Another major response to the environmental and social legacies of 'big science' was to create new governmental institutions that grant aboriginal peoples more political power. In 1978 Greenland achieved Home Rule Government, and in 1999 Canada recognized the Inuit territory of Nunavut. Other nongovernmental organizations (NGOs) represent aboriginal groups that extend across national borders: the Inuit Circumpolar Conference, the Aleut International Association, the Arctic Athabaskan Council, the Gwich'in Council International, the Saami Council, and the Russian Arctic Indigenous Peoples of the North (or RAIPON). While these new political bodies suggest a fracturing of the Arctic's regional identity, the legacies of environmentalism and science continue to assemble the Arctic as a coherent region – especially with the growing recognitions of human induced climate change and its measured affect upon arctic landscapes. The Arctic Council, formed in 1996, aims to provide 'environmental security' by creating an organization that facilitates cooperation between the 'Arctic nations' as well as indigenous member organizations. And with its emphasis on geophysical scientific research, the fourth International Polar Year (or IPY) in 2007–08 is again indicative of the degree to which the Arctic is defined by its physical parameters rather than in diverse sociocultural terms. In the twenty first century after the many developments described above, social scientists still faced a small struggle to get 'people' included as a thematic component in the IPY's interdisciplinary research agenda.
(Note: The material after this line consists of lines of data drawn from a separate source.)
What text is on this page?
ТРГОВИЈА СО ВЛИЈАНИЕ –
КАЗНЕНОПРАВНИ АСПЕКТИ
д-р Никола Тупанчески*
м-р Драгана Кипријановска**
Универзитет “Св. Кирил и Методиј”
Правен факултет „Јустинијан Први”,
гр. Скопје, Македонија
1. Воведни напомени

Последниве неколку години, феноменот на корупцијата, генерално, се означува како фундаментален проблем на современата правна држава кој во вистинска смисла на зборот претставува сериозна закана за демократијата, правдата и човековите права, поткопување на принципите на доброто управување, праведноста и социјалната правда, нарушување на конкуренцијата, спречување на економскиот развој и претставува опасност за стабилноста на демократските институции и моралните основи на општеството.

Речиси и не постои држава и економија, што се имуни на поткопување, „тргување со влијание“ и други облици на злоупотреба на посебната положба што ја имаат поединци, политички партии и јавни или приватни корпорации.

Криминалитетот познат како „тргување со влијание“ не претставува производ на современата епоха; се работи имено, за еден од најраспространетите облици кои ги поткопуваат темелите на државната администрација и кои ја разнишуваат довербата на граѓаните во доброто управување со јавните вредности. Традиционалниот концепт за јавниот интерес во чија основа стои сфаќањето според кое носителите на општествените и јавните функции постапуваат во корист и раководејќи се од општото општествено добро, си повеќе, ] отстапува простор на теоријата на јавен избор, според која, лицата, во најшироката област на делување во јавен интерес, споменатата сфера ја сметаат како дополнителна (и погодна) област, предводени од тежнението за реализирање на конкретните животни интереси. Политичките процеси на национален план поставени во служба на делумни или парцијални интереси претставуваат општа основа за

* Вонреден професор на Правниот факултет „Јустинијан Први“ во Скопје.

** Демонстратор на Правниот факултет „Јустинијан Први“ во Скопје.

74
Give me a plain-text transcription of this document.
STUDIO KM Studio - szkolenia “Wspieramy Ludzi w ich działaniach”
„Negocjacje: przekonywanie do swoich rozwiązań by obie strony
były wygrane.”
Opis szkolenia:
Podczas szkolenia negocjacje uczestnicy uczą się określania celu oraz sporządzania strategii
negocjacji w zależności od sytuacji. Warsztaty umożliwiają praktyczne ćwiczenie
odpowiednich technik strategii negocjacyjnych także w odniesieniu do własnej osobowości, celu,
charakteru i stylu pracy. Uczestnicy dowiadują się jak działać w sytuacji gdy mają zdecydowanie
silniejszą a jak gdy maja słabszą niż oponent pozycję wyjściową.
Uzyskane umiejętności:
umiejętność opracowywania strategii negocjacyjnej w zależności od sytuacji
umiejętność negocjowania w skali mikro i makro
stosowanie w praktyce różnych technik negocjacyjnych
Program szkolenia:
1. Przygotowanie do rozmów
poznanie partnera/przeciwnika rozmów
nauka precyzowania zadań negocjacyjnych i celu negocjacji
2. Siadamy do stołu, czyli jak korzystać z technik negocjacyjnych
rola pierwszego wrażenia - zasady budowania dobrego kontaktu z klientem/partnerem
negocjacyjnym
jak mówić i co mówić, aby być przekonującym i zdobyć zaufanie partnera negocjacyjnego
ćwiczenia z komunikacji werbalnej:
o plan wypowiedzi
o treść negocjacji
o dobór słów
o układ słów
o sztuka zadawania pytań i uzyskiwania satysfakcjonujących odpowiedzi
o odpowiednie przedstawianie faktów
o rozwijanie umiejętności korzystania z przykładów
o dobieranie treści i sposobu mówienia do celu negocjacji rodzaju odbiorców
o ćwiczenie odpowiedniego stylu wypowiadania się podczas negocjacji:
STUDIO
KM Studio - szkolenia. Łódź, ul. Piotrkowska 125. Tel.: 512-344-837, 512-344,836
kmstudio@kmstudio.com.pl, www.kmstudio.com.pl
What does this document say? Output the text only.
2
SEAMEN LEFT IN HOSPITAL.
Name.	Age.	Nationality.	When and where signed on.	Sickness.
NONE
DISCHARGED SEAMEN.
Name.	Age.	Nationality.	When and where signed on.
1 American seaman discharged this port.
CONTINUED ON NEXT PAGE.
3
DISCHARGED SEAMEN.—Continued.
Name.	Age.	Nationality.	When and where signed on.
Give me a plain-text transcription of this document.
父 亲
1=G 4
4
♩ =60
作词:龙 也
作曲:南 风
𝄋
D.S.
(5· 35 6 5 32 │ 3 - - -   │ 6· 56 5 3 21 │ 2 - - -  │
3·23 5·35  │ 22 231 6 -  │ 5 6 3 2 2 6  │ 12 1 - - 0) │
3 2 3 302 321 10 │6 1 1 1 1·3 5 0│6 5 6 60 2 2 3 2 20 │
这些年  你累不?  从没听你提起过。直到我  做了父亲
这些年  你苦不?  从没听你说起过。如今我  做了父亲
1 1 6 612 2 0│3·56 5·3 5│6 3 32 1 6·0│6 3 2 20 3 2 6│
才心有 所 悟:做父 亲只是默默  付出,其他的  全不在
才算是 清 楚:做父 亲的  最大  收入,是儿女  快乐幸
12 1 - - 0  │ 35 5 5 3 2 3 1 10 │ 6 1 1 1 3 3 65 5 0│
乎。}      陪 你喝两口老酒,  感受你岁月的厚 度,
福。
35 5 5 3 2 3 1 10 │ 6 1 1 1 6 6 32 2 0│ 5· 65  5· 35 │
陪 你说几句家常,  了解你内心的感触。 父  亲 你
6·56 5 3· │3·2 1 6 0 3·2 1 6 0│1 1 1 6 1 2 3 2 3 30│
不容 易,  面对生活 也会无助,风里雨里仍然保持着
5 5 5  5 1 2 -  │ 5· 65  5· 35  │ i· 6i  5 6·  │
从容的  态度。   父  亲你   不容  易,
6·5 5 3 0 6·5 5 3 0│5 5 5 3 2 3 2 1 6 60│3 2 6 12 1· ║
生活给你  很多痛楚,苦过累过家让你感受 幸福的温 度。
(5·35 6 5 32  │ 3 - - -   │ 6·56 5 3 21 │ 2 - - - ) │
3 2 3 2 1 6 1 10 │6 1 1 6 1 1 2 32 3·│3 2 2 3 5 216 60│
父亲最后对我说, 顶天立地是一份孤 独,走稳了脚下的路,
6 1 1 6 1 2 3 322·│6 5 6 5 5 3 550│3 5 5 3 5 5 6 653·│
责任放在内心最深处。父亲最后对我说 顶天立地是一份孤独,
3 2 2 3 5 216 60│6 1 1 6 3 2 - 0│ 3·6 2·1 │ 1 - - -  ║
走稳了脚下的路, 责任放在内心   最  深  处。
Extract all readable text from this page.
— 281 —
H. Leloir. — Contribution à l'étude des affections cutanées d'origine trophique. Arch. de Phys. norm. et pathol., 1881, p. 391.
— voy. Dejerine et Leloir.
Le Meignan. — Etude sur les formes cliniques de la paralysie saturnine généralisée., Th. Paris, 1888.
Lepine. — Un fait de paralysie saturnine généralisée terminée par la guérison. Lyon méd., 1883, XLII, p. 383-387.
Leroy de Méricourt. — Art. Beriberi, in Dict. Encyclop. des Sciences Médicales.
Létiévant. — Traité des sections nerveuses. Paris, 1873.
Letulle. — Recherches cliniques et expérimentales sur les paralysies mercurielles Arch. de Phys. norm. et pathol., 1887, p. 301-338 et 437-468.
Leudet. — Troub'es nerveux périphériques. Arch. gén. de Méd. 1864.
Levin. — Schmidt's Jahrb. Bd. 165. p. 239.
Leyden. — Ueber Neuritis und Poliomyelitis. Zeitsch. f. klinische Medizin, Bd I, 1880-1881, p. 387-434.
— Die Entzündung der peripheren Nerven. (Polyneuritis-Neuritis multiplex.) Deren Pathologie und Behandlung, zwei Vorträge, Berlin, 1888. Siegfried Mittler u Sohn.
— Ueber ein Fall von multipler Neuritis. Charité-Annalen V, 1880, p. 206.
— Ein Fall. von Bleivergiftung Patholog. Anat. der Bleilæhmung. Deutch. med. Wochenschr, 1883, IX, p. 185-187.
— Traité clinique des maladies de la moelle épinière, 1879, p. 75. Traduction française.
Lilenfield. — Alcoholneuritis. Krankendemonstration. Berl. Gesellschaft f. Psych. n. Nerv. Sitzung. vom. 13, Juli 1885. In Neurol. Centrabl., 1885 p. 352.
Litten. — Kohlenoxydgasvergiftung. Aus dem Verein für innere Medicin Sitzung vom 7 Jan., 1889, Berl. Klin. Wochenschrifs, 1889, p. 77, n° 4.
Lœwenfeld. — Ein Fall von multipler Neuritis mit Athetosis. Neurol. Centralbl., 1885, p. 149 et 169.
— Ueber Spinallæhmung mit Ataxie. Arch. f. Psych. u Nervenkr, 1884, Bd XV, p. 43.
Although diverse, the Arctic is still an object of knowledge. A rich body of work now traces how the Arctic was envisioned in formative ways and, increasingly, how 'the Arctic' came to be constituted as a coherent regional entity. When the terms through which the Arctic has been imagined (as wasteland, resource, wilderness, etc.) are brought into question, the fact that each term is not wholly accurate is not the only issue. It is also problematic that the Arctic is simultaneously rendered up – through many processes of regionalization – as a singular object of analysis, which can then be considered comparable to another object. It is partly through such processes that many things 'Arctic' become paired with Antarctica like penguins and polar bears.